Ok, got it. My memory must be wrong, but it is so clear in my memory. I googled a little and found things like this. I think it is saying what I said? Not that Yahoo is where I really go for answers.

Thanks everybody!

@JLeslie I don’t consider time to be base 12. When you write out the time, there are only ten number-symbols that we use (0, 1, 2, 3, 4, 5, 6, 7, 8, 9). That’s practically the definition of base ten. If it were true base twelve, there would be twelve symbols involved.
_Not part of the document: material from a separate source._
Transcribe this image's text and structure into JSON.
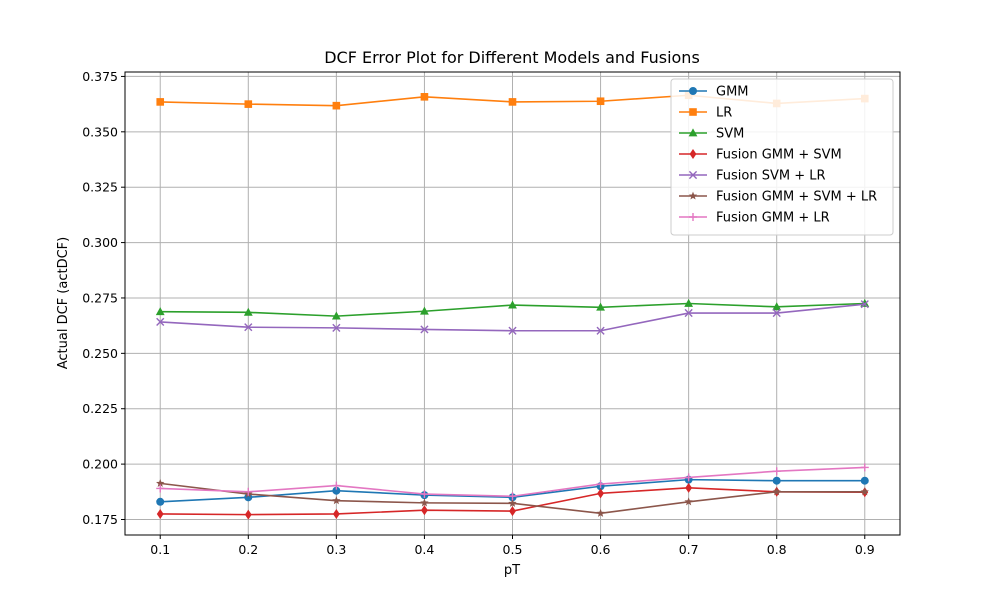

@PhiNotPi It’s seems like maybe at one moment and time the vocabulary was used differently. But, I doubt that is the case, I think I just confused the terms. I am not fighting for my position; I fully accept I was using it wrong. At minimum I would not be affectively communicating what I mean by using the term base to explain what I was getting at. If my memory serves I remember the being taught in each “base” the answer cannot exceed the base I was given as a question. For instance we might have been given the number 20 and asked how to express it in base 4 base 12, etc. But, from the answers above I think I must have confused it with modular arithmetic. Confused the terms. It is absolutely possible and I completely believe I did. Memory is a funny thing. I remember learning the concept I am talking about, it seemed so obvious and easy to me. The 24 hour vs 12 hour clock had always been easy for me to understand and figure out, and this concept I was being taught was the same. I couldn’t understand and still don’t why people have trouble converting the 24 hour clock to 12 and vice a versa. It is barely math to me. It’s like 2+2. But, it seems it is not related to base. I’m glad @Jeruba corrected me.

@JLeslie I’m not so much criticizing you as I am criticizing the author of the article.

@PhiNotPi I didn’t take it as a criticism. My only point was there is more than one person out there, others besides me, who use the term base the same. I find that odd. Odd because it is wrong from what all the math jellies wrote here.